L’avvocato Alfonso Senatore è stato sicuramente tra i protagonisti dell’invocato ritorno: “Gentile Padre Provinciale il trasferimento di Padre Luigi Petrone è stato per ognuno di noi in qualità di fedeli nonchè seguaci di Padre Luigi, motivo di grandissima amarezza. Infatti in questi anni durante i quali ha svolto l’importante e delicato incarico di Guardiano del Convento (circa 20 anni di storia unica ed irripetibile), Padre Luigi ha saputo rappresentare un punto di riferimento importante per tutti i cittadini cavesi e i fedeli che lo seguono provenienti da ogni centro (zone limitrofe e non)”.
Ma di rivolte frà Gigino ne ha fatte tantissime; non andò d’accordo con nessuno degli ultimi quattro-cinque sindaci, inciampò nelle lacrime del “bambiniello”, scese in guerra contro la famiglia Gravagnuolo per via del suono delle campane, si comportò da assessore quasi sindaco, mise in fila tutti i personaggi (politici e non ) che gli si paravano davanti.
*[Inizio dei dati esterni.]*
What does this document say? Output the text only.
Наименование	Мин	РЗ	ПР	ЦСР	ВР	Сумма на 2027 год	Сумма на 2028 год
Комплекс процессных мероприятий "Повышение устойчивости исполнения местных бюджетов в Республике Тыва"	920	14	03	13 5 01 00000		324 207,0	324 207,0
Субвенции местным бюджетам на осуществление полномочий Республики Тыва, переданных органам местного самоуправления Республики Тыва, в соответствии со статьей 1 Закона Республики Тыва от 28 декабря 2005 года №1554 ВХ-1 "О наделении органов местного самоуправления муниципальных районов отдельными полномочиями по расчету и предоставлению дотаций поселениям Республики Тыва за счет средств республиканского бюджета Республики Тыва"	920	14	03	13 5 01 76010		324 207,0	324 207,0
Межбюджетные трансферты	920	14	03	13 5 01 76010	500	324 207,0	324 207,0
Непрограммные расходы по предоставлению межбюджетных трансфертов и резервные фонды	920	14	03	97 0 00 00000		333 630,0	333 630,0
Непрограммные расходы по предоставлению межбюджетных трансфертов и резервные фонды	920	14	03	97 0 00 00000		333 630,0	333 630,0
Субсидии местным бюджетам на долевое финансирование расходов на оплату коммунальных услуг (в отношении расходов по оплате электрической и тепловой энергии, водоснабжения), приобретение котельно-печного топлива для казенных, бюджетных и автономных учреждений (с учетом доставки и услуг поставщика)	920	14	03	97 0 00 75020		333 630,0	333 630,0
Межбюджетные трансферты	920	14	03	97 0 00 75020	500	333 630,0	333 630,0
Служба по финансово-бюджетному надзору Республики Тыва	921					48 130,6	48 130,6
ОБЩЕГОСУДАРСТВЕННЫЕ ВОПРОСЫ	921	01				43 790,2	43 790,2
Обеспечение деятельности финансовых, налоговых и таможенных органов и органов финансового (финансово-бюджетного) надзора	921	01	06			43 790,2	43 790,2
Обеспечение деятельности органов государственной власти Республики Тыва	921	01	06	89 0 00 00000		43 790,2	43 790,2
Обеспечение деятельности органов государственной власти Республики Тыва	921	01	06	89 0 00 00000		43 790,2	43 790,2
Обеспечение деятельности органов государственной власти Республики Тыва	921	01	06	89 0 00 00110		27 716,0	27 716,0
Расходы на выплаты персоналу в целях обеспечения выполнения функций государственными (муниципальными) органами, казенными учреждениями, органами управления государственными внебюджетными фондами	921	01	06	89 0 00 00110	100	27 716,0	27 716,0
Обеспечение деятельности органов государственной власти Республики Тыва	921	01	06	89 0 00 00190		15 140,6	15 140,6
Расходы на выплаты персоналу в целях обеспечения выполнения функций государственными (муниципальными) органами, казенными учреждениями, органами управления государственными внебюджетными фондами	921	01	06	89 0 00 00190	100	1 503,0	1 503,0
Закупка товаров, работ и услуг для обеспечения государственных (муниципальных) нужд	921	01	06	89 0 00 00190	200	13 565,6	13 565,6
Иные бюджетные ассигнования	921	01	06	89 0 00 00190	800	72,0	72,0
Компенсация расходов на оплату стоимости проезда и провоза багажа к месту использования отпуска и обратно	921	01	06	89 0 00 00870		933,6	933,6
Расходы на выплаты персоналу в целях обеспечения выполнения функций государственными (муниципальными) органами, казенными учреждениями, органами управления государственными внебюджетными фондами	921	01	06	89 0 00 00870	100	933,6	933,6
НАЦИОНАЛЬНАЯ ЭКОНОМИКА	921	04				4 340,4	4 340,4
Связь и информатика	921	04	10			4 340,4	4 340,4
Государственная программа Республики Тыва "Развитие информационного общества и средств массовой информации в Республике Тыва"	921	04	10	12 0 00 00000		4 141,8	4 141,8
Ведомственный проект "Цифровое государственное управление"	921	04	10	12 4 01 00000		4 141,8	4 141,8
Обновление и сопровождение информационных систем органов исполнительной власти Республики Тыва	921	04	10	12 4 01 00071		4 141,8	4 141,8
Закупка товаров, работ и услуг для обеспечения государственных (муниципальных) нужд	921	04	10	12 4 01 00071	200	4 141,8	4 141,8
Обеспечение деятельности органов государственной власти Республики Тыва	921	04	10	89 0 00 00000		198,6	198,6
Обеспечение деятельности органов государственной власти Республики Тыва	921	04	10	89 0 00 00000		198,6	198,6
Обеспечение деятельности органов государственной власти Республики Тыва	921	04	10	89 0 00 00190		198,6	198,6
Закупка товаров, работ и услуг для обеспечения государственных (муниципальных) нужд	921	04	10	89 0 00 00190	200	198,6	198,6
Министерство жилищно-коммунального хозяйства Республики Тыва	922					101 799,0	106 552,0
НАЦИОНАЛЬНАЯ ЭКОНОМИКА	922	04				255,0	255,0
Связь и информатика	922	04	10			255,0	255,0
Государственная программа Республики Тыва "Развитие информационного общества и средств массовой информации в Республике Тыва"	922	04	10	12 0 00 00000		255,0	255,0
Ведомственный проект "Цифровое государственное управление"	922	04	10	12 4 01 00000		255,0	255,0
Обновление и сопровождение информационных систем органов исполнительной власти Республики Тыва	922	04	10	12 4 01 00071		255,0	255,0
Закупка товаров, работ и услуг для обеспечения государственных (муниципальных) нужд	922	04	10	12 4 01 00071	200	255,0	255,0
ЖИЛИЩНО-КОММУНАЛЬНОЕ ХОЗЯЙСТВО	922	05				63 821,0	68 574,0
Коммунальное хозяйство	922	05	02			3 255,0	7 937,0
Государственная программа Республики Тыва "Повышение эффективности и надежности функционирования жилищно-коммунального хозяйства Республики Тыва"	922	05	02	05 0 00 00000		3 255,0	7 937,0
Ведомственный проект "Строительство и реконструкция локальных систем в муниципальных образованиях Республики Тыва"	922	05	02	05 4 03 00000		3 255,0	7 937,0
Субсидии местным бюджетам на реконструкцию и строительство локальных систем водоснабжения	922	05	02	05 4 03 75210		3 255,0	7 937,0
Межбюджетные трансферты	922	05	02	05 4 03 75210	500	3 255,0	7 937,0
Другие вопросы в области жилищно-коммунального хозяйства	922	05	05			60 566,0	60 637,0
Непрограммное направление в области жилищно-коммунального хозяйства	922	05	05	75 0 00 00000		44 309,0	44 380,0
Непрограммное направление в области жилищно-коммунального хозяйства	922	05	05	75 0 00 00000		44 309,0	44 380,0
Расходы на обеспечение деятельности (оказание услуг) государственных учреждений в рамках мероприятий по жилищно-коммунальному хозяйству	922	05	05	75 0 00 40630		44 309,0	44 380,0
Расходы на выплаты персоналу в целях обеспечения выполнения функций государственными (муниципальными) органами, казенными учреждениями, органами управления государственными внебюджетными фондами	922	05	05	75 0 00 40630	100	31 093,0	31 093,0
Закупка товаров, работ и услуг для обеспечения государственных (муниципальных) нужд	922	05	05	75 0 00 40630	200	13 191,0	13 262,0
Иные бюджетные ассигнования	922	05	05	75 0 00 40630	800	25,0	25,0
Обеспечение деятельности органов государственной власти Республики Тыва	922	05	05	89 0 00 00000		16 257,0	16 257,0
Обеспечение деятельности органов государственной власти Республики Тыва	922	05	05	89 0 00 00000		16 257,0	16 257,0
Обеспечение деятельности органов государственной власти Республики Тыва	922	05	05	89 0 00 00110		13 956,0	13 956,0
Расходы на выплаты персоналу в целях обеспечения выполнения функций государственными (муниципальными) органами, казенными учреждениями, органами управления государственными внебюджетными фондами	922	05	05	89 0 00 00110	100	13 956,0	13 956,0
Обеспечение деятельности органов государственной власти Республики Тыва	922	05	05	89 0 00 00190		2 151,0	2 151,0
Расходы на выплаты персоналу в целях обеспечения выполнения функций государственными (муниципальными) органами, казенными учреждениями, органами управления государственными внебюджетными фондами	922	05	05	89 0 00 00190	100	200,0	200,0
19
All’inizio questo modo di fare, correlato all’avanzare del restauro della Chiesa, gli procurò immensi consensi; poi piano piano il consenso scemò parallelamente alla fine dei lavori ed all’abbassamento dei toni delle feste; alla fine in tantissimi dimenticarono il guerriero vestito da cappuccino.
Sembra che a dargli il colpo di grazie sia stato l’attuale sindaco Vincenzo Servalli, almeno così raccontano le cronache cittadine. Io sinceramente non penso che Servalli abbia avuto la crudeltà di infierire sul frate anche perché lo stesso, tempo fa, si era recato da lui con il capo cosparso di cenere per l’ultimo tentativo di salvezza. Probabilmente Servalli non ha mosso un dito, sicuramente non ha infierito.
In questo Frà Gigino non è stato attento, doveva immaginare che prima o poi la politica si sarebbe vendicata di tutti i suoi affronti; gli altri sindaci si erano azzuffati con lui e avevano perso, Servalli è rimasto in religioso silenzio ed alla fine è riuscito a fare ciò che i suoi predecessori avevano fallito per colpa della loro irruenza.
Se dovessi fare una pesatura dell’opera di Frà Gigino potrei tranquillamente affermare che le cose buone sono state molte di più delle cose meno buone; ma si sa che nella vita le cose meno buone ti fanno cadere, se non proprio precipitare.